- Directed by: Jo Ingabire Moys;
- Written by: Jo Ingabire Moys;
- Screenplay by: Jo Ingabire Moys
- Produced by: Jo Ingabire Moys;
- Starring: Ery Nzaramba; Roger Ineza; Aboudou Issam; Eliane Umuhire;
- Production companies: White Boat Pictures; Full Dawa Production; Kibibi Productions;
- Release date: March 4, 2022 (France);
- Running time: 25 minutes
- Country: France
- Language: Kinyarwanda

= Bazigaga =

Historical genocide film by Jo Ingabire Moys

Bazigaga is a 2022 short French historical genocide film written and directed by Jo Ingabire Moys. Co-produced by Verbinski with Graham King and John B. Carls, the film stars Eliane Umuhire.

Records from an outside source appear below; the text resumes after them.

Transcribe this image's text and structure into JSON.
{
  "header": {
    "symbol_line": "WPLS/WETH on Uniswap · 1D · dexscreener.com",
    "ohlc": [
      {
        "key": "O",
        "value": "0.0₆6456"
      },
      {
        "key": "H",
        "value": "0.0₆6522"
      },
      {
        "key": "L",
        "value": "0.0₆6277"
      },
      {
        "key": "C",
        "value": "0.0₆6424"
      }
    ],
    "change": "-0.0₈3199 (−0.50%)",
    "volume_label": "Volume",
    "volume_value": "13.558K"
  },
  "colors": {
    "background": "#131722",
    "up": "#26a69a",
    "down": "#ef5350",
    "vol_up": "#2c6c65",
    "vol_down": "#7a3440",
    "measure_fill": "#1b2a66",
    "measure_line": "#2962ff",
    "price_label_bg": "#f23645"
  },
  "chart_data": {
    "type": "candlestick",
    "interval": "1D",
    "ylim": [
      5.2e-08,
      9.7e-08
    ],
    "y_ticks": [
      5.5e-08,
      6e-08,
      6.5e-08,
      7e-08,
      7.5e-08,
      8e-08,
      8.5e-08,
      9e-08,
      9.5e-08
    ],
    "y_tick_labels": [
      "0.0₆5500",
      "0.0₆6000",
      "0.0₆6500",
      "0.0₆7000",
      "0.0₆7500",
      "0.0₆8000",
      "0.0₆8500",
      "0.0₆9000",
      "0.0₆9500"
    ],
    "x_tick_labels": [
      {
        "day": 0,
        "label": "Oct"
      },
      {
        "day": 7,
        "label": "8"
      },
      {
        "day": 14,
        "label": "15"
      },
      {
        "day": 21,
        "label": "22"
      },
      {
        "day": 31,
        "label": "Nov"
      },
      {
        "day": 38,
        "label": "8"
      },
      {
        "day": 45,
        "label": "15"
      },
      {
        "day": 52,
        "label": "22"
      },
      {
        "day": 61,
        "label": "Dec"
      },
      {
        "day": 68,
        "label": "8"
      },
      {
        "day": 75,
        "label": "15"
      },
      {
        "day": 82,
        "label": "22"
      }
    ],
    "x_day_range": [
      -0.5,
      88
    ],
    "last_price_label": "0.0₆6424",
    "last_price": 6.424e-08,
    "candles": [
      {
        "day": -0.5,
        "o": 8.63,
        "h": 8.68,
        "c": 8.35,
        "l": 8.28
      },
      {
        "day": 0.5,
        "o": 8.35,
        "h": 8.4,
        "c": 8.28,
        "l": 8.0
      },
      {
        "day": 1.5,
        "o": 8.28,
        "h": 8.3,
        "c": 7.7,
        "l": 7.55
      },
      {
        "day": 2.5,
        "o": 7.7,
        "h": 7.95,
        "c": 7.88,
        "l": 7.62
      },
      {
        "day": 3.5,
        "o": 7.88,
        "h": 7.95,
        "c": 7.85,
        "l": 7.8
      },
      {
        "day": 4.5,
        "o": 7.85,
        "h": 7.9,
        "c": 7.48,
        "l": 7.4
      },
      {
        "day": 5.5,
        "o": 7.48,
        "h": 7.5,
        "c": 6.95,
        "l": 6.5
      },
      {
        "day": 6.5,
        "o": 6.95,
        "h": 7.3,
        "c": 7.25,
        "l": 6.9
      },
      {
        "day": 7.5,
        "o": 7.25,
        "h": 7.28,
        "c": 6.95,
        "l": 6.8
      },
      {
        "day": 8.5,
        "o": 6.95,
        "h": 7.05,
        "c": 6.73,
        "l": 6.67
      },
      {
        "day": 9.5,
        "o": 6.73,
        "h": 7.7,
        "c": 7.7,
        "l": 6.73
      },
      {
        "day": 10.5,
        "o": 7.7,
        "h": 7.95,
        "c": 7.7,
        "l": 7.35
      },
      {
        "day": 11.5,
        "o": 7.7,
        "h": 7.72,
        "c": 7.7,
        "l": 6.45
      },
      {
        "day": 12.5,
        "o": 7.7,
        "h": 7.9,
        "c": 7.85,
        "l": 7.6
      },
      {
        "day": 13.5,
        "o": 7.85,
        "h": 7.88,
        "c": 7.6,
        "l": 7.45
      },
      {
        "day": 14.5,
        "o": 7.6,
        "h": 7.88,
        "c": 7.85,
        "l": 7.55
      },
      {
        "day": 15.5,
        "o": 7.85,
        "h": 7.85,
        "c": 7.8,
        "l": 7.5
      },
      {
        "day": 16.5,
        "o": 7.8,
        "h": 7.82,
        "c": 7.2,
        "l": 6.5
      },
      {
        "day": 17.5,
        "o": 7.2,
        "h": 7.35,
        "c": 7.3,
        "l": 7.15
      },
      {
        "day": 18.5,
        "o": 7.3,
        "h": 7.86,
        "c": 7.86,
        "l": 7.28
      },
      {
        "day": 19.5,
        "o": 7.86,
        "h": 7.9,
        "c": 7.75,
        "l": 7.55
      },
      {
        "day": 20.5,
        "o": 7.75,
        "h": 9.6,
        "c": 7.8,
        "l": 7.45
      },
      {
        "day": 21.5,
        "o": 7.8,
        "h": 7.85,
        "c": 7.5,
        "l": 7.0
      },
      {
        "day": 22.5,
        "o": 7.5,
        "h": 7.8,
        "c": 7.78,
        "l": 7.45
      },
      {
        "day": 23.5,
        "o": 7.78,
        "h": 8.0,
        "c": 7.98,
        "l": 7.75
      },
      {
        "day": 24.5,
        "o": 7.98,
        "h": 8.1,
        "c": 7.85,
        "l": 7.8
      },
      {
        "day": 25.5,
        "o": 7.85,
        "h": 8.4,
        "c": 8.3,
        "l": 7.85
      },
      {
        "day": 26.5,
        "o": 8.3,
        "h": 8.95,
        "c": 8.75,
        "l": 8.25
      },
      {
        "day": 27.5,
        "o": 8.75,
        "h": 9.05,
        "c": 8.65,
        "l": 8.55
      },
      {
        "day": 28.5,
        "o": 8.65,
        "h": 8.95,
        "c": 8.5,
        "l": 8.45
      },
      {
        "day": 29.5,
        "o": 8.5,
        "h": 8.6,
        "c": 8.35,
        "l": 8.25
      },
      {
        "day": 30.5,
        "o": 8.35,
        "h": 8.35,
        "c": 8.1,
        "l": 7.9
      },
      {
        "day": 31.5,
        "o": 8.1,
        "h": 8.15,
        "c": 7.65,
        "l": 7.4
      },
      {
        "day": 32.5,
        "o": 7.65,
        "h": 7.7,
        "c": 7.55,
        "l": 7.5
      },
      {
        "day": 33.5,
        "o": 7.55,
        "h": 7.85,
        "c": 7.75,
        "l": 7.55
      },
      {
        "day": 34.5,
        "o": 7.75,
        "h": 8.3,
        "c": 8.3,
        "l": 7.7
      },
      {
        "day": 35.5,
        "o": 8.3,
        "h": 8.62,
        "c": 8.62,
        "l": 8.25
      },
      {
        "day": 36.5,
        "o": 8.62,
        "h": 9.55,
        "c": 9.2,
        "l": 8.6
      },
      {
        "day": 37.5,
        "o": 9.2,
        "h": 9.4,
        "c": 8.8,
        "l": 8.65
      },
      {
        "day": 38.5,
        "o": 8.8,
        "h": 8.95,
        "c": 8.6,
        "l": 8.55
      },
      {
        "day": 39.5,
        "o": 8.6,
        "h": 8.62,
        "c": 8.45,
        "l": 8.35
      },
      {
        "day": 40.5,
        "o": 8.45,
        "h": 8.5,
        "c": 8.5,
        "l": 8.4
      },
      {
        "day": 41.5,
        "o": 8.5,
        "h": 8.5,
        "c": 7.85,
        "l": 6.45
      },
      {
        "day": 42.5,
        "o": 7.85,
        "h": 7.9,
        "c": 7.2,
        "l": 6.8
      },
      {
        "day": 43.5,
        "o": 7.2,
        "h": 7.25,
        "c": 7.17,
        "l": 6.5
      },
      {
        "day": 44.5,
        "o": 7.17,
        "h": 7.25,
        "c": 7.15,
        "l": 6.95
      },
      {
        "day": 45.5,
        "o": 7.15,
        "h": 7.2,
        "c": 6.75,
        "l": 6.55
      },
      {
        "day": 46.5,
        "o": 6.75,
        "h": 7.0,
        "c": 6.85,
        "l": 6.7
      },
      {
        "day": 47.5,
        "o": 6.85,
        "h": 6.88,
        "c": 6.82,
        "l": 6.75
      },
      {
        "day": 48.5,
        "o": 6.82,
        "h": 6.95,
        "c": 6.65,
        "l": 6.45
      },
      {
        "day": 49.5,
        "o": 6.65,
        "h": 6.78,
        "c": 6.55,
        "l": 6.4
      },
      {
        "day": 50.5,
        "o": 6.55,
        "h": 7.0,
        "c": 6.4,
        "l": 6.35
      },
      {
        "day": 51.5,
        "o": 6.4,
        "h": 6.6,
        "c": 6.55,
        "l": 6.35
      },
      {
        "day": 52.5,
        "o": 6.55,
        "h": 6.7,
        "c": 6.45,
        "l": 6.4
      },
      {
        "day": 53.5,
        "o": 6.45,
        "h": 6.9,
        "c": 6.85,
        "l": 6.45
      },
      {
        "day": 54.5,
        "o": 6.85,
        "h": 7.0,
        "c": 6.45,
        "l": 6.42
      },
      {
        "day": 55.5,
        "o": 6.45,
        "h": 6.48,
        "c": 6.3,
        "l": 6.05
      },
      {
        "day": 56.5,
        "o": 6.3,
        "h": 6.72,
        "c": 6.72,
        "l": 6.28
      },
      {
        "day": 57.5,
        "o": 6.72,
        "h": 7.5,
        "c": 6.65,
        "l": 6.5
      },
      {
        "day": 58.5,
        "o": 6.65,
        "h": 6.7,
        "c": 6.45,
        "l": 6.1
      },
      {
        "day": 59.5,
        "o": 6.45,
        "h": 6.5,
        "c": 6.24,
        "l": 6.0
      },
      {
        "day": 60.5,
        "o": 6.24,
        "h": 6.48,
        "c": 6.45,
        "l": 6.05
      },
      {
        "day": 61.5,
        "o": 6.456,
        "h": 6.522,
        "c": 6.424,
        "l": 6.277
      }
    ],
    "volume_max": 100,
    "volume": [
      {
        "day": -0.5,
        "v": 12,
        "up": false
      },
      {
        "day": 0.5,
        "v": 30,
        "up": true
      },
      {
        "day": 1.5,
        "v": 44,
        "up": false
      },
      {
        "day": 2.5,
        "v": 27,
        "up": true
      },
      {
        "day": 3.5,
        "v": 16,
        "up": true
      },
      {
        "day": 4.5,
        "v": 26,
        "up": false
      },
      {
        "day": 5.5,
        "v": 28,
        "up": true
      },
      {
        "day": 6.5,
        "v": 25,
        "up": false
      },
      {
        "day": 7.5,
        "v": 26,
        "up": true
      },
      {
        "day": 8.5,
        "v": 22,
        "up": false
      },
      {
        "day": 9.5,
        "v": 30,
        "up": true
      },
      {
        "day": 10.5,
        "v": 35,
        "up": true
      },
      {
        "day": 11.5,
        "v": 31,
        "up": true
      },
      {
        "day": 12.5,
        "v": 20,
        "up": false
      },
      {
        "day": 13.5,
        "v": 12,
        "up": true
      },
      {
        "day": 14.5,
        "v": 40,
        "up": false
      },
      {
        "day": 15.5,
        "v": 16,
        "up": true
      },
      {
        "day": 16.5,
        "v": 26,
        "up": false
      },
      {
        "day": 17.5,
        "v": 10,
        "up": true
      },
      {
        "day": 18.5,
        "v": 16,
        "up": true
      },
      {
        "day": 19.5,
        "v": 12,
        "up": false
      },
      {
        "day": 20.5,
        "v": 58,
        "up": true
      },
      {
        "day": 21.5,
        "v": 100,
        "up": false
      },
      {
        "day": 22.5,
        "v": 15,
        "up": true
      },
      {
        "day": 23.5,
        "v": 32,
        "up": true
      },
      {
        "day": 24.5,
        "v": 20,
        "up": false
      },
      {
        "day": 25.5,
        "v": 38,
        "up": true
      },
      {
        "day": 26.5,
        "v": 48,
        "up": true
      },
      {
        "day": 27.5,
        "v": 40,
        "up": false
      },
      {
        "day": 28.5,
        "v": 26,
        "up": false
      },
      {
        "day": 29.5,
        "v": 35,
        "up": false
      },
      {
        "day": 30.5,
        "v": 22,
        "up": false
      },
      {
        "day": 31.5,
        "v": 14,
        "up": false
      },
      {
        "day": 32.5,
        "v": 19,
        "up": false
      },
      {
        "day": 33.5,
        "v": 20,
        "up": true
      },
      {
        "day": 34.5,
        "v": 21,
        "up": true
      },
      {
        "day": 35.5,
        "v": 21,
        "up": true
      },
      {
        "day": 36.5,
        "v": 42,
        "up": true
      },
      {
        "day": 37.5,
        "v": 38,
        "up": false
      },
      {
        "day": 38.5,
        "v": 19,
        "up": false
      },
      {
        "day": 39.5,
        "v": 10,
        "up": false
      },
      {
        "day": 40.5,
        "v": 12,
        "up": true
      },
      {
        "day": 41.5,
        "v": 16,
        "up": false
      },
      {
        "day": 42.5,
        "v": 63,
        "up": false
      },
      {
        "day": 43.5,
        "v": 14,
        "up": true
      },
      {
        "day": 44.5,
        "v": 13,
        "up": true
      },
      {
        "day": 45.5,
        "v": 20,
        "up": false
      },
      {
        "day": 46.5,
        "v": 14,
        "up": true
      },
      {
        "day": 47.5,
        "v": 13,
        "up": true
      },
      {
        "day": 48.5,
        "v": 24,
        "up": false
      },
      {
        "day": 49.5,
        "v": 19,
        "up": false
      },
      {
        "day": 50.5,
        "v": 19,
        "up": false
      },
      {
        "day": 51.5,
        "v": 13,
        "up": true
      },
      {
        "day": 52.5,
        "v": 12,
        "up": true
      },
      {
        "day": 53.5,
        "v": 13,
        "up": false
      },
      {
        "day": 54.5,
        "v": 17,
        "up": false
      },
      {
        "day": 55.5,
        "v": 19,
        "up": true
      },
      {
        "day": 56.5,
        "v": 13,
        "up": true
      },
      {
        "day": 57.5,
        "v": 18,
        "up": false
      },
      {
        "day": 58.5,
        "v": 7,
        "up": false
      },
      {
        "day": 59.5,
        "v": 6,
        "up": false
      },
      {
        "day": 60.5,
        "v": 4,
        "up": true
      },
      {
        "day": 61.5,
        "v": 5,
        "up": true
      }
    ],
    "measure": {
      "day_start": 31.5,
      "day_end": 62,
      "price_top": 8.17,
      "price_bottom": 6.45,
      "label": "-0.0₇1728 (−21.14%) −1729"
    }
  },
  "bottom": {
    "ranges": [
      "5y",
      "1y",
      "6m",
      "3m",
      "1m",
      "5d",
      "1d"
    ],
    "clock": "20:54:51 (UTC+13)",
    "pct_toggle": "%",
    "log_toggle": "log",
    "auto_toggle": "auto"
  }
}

The film was a BAFTA Award for Best Short Film nominee in the 76th British Academy Film Awards.

== Summary ==
The film is based on true events, that tells the story of a young pastor "Karembe" (Ery Nzaramba) who must seek shelter with his daughter from the Hutu militia who would kill them both. To survive, they take refuge in the home of the eponymous and still feared local shaman (a powerfully engaging performance from Eliane Umuhire).